La cerimonia è stata organizzata dalla dinamica presidente del Centro Diurno di Valleluce, dott.ssa Angela Di Cicco, e si è svolta in un mesto e partecipato raccoglimento nel luogo dove il giovane venne barbaramente trucidato.
Erano presenti Mons. Igino Bonanotte, il Sindaco, dott. Fabio Violi, gli Assessori, il Maresciallo dei Carabinieri, Alfonso Zona, il Viceprefetto di Frosinone, il Preside della Scuola Media, Graziuccio Di Traglia con alcune scolaresche e molto concorso di anziani della frazione.
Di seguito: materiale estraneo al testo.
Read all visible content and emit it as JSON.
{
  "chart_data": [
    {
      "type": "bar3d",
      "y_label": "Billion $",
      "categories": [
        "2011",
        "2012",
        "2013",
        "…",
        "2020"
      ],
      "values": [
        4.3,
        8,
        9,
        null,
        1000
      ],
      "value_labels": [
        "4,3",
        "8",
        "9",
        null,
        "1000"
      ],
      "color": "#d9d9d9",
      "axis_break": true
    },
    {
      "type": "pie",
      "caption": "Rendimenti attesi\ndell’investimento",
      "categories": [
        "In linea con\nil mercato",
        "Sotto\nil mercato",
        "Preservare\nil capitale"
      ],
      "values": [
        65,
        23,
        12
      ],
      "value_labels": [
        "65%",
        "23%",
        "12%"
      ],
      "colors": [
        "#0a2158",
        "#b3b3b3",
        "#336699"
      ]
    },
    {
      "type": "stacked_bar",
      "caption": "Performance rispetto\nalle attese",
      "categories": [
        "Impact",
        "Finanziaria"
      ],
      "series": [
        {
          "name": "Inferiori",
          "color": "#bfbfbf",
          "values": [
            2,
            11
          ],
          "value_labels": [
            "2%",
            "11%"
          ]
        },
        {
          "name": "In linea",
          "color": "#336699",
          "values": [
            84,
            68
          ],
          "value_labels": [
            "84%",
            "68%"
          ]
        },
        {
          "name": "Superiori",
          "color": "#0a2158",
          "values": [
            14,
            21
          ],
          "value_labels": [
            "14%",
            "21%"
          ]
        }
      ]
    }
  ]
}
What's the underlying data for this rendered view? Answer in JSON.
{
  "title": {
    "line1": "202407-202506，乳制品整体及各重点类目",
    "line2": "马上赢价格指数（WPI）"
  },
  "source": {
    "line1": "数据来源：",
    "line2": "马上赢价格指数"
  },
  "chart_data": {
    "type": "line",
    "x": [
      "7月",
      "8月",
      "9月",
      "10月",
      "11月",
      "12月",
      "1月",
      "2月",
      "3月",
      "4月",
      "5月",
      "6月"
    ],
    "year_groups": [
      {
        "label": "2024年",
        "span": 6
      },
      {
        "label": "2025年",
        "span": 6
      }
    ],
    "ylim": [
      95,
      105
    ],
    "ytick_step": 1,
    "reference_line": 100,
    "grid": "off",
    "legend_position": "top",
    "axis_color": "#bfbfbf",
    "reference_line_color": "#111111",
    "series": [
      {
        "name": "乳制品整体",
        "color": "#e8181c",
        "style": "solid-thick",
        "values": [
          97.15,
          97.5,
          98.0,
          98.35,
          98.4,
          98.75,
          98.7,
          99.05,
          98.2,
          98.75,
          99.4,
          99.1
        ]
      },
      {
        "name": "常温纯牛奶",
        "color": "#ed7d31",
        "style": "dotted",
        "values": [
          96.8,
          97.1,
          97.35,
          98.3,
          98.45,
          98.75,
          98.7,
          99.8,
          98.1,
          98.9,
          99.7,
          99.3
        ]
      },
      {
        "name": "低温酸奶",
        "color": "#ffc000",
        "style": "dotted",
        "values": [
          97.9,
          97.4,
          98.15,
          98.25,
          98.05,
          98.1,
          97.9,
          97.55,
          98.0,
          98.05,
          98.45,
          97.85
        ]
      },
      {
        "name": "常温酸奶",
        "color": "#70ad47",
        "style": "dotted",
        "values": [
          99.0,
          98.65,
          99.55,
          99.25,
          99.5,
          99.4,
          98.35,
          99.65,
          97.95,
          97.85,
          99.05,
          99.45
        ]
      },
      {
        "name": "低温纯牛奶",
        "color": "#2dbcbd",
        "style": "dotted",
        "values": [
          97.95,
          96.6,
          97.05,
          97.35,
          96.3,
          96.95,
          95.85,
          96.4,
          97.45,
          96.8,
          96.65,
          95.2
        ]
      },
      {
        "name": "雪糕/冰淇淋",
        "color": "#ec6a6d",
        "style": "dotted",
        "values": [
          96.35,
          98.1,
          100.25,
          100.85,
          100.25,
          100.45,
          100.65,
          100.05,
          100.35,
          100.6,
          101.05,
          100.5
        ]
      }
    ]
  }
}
Dopo il saluto del Sindaco e del Viceprefetto, che hanno indicato a monito l’eroico sacrificio del giovane, Monsignor d. Bonanotte ha ricordato che Valleluce è stata non solo terra di Santi, ma anche “di gente valorosa che, durante le due guerre mondiali, ha donato la vita per la nostra patria e per la nostra libertà”; ha poi sinteticamente espresso nobili considerazioni sulla guerra che “porta morte e disperazione sempre e dappertutto”.
Infine ha preso la parola Sabatino di Cicco, che era presente in quel lontano giorno del 24 ottobre 1943 durante la fuga per le montagne. Con parola commossa ha rievocato tanti particolari dell’episodio.
A metà del mese di ottobre 1943 Liberantonio scorgeva quattro giovanotti, che si aggiravano guardinghi nel suo podere cercando di non farsi notare; insospettito si avvicinò e dalla loro parlata comprese che erano soldati dell’esercito inglese che, fuggiti dal campo di prigionia di Viterbo in seguito ai disordini verificatisi dopo l’8 settembre, volevano passare la linea del fronte e tentavano di sfuggire ai Tedeschi; ma erano capitati proprio a Valleluce dove essi si erano acquartierati numerosi, per creare le fortificazioni di monte Cifalco.
Liberantonio Soave, coraggioso come sono gli uomini di tale terra, li rassicurò e, sprezzante del pericolo, chiese alla moglie, Francesca Pacitto, di preparare loro un frugale pasto, come poteva essere a quei tempi. Li sistemò nel fienile, sopra una grande stalla; Francesca, facendo finta di andare ad accudire gli animali, due volte al giorno portava loro qualcosa da mangiare e da bere. I quattro, che si fecero conoscere come ufficiali dell’Aeronautica inglese, rimasero al sicuro per una settimana circa, ma poi ritenendo che la loro presenza poteva venire scoperta generando certamente una fiera reazione da parte delle “SS” non solo contro la famiglia ospitante, ma contro tutti gli abitanti del villaggio, comunicarono che volevano andar via, attraversando la linea alle Serre di Acquafondata per ricongiungersi al loro esercito.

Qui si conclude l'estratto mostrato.